À l’occasion de la célébration du 40e anniversaire de la mort de Pierre Mendès France, les documentaristes Yves Jeuland et Alix Maurin réalisent un film sur le parcours politique et l’intimité de l’homme politique qui toute sa vie a du se battre contre l’antisémitisme.

Commune s’est entretenu avec Yves Jeuland sur son documentaire, « Mendès la France » qui sera diffusé pour la première fois à la télévision, sur France 5, le dimanche 16 octobre à 22 h 50. 

Commune : D’où vous est venue l’idée de faire un documentaire sur Pierre Mendès France ?

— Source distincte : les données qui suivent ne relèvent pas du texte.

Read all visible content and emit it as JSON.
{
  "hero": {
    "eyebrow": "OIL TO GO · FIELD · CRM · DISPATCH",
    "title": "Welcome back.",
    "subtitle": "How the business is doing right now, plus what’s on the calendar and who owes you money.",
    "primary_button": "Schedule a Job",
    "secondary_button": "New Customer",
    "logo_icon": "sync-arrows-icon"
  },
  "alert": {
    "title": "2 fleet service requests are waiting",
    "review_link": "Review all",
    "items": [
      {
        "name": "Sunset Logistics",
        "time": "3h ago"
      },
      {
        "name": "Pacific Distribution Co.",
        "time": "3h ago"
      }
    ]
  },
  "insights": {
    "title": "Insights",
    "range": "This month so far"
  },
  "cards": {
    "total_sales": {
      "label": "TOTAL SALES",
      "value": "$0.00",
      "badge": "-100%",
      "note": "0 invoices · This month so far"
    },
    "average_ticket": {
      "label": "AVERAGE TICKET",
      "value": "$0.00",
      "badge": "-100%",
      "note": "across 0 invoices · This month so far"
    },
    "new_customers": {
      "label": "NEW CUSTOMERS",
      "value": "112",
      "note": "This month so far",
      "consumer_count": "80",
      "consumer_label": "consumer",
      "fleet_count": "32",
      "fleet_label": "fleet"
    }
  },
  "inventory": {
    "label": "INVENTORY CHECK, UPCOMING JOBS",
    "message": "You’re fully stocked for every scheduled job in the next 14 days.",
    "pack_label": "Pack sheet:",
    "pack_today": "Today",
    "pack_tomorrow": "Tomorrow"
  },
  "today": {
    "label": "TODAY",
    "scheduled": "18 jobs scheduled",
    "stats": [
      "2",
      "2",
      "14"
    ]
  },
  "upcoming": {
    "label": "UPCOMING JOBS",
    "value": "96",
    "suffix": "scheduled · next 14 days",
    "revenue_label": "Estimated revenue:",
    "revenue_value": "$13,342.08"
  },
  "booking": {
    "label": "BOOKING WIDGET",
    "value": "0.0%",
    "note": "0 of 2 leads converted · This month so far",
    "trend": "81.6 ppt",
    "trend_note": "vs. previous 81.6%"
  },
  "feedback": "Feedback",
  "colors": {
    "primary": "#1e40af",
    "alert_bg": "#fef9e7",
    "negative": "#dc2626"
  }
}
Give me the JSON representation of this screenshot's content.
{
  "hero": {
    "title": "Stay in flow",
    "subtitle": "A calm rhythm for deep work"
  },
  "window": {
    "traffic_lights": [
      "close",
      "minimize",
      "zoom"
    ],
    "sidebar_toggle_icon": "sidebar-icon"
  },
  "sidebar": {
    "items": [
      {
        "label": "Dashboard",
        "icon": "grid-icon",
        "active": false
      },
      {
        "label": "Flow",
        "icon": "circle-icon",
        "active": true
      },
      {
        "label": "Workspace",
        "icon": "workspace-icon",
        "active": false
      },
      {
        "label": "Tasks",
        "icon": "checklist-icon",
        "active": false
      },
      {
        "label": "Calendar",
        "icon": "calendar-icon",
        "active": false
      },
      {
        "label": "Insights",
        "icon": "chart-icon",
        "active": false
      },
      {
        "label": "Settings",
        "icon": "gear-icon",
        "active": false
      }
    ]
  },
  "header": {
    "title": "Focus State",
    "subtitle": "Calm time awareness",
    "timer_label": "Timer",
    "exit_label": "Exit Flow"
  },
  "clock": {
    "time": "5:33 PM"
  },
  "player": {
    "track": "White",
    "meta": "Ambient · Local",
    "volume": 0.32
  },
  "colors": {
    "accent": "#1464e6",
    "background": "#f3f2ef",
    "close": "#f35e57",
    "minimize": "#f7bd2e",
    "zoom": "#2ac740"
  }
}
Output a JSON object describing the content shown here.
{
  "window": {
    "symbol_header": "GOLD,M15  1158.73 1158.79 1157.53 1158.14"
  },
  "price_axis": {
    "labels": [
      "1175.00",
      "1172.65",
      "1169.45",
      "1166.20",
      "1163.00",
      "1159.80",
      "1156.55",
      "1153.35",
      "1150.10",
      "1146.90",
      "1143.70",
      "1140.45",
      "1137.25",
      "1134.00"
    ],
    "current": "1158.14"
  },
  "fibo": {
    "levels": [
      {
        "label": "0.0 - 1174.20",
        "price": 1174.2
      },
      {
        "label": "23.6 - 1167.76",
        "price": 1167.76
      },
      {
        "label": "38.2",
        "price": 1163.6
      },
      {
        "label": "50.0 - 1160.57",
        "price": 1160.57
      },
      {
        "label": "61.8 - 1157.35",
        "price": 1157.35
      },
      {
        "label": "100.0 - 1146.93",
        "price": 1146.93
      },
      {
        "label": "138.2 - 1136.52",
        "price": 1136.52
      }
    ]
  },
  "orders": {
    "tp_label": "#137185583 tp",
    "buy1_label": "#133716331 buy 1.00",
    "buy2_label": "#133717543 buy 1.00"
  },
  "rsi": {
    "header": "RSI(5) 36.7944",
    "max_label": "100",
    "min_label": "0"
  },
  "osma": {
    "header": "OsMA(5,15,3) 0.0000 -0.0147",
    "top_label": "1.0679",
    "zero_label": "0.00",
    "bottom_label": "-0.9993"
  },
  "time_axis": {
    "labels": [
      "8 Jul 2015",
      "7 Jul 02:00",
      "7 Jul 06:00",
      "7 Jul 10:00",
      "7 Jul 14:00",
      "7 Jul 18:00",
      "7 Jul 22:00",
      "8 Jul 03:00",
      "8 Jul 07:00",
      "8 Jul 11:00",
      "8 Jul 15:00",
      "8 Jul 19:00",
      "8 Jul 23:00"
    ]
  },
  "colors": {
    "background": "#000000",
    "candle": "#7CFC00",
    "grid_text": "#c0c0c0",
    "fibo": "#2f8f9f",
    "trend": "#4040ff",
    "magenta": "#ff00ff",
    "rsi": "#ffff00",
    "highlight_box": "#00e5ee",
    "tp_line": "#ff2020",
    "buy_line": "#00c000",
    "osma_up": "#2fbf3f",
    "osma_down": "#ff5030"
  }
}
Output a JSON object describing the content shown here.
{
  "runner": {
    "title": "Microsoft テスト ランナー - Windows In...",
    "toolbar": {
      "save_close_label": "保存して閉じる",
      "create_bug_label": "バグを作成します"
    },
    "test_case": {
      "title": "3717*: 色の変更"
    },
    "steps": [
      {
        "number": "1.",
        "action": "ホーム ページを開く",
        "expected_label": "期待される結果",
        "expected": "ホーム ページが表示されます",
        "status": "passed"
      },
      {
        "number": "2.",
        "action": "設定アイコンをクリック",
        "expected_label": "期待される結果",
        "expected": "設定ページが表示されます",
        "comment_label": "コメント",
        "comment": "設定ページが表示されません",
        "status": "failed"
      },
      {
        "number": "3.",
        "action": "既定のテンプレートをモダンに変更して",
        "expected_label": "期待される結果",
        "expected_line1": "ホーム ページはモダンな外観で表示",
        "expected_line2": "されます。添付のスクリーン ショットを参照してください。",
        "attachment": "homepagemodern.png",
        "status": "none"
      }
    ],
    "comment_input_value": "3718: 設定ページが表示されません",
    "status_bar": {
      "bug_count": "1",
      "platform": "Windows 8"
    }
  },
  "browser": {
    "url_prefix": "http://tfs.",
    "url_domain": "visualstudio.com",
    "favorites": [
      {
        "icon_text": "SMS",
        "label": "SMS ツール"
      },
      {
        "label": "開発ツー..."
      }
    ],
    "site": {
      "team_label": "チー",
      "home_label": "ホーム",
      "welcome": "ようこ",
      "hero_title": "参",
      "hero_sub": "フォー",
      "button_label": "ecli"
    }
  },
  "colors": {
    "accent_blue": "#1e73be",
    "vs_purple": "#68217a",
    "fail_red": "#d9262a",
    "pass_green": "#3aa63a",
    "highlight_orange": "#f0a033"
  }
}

Yves Jeuland : Ça remonte à février 2006, je préparais alors une série documentaire sur l’histoire des Juifs en France. J’ai rencontré Michel Mendès France, le fils de Pierre. Nous avons longuement parlé des relations de son père avec le monde juif, avec sa judéité, de la passion que Mendès nourrissait pour ses ancêtres et ses recherches généalogiques incessantes.

Un an et demi plus tard, après un long montage, le film Comme un juif en France était terminé, il durait plus de trois heures, mais il n’était nulle part question de PMF. Comment avais-je pu en arriver là ? Ne pas évoquer la mémoire de cet homme si profondément juif et français ? Certes, un montage est fait d’ellipses et de frustrations. Mais là, la frustration était immense. Car Pierre Mendès France est ma référence en politique, son portrait est depuis longtemps sur mon bureau. J’en ai nourri un grand regret, je pourrais même dire un remords. J’ai dit ce remords à Michel Mendès France. Dans un courrier, en 2007, je lui ai fait part de cette mauvaise conscience. Et je terminais par ces mots, comme une dette : « Je réaliserai peut-être un jour un film sur PMF, juif et français… » Michel Mendès France n’est plus, mais le jour est arrivé et quinze ans plus tard, le film est là.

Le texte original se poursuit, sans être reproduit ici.